Young women of color are particularly influenced by Eurocentric standards that sell acceptance and desirability. White women still dominate fashion and media, and so do white beauty standards. Therefore, it is not a coincidence that the most well-known women of color considered beautiful — such as Zendaya, Jennifer Lopez and Rihanna — have lighter skin and straight hair.
However, white passing privilege is not the same as white privilege. People who are white passing are considered so because they contradict the narrow racial stereotypes perpetuated by white people, and, as Niloufar Haidari notes, these “borders of whiteness are policed often in self-interest rather than out of genuine attempts by inclusivity.”
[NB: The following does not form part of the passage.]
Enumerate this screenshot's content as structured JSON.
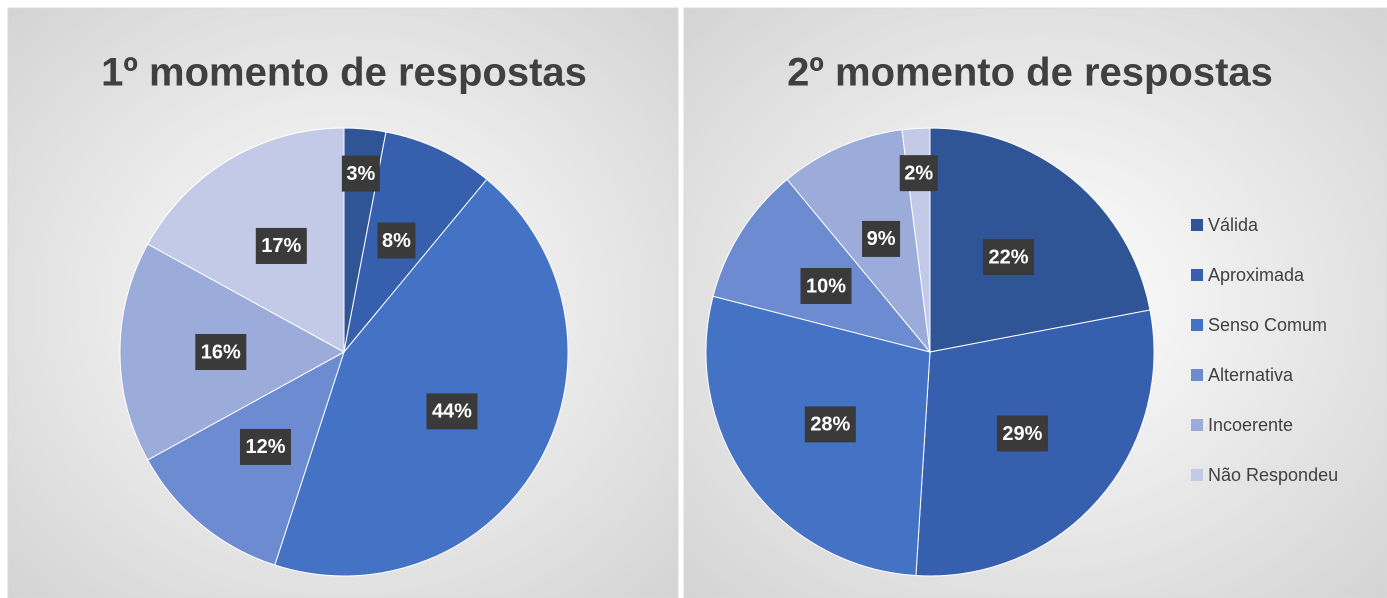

The concept of white passing, which is inherently defined by and centered around white people, implies that a white passing person’s experiences are invalid because they fall into the strict external definitions of “whiteness.” Moreover, this implication dismisses an individual’s heritage and culture solely due to their white-resembling appearance. Skin color is only one aspect of a person’s race and ethnicity, which affects and includes their class, cultural traditions and political beliefs.
Moreover, the standards that define “whiteness” are not solely based on skin color, but instead change over time to implicate the power of certain groups and the simultaneous disenfranchisement of others. For example, prior to 9/11, Iranians were usually considered “white” by white Americans, but increased Islamophobia altered the social perception and treatment of Iranian-Americans. Iranian-Americans are often detained for “extra security measures” at airports or prevented from entering the U.S. without a travel visa if they had visited Iraq within the past five years. Although the definition of whiteness is fluid, it has always signified superiority and privilege within an unfair system designed to benefit its subjugators at the undeniable cost of marginalized communities.
Our feminism must be increasingly intersectional, or cognizant of the differences in oppression people face due to their race, gender, sexual orientation, class and other factors. Individuals must recognize their privilege, even if they experience oppression due to other aspects of their identity, and use this privilege to speak up for those who do not have the power to do so.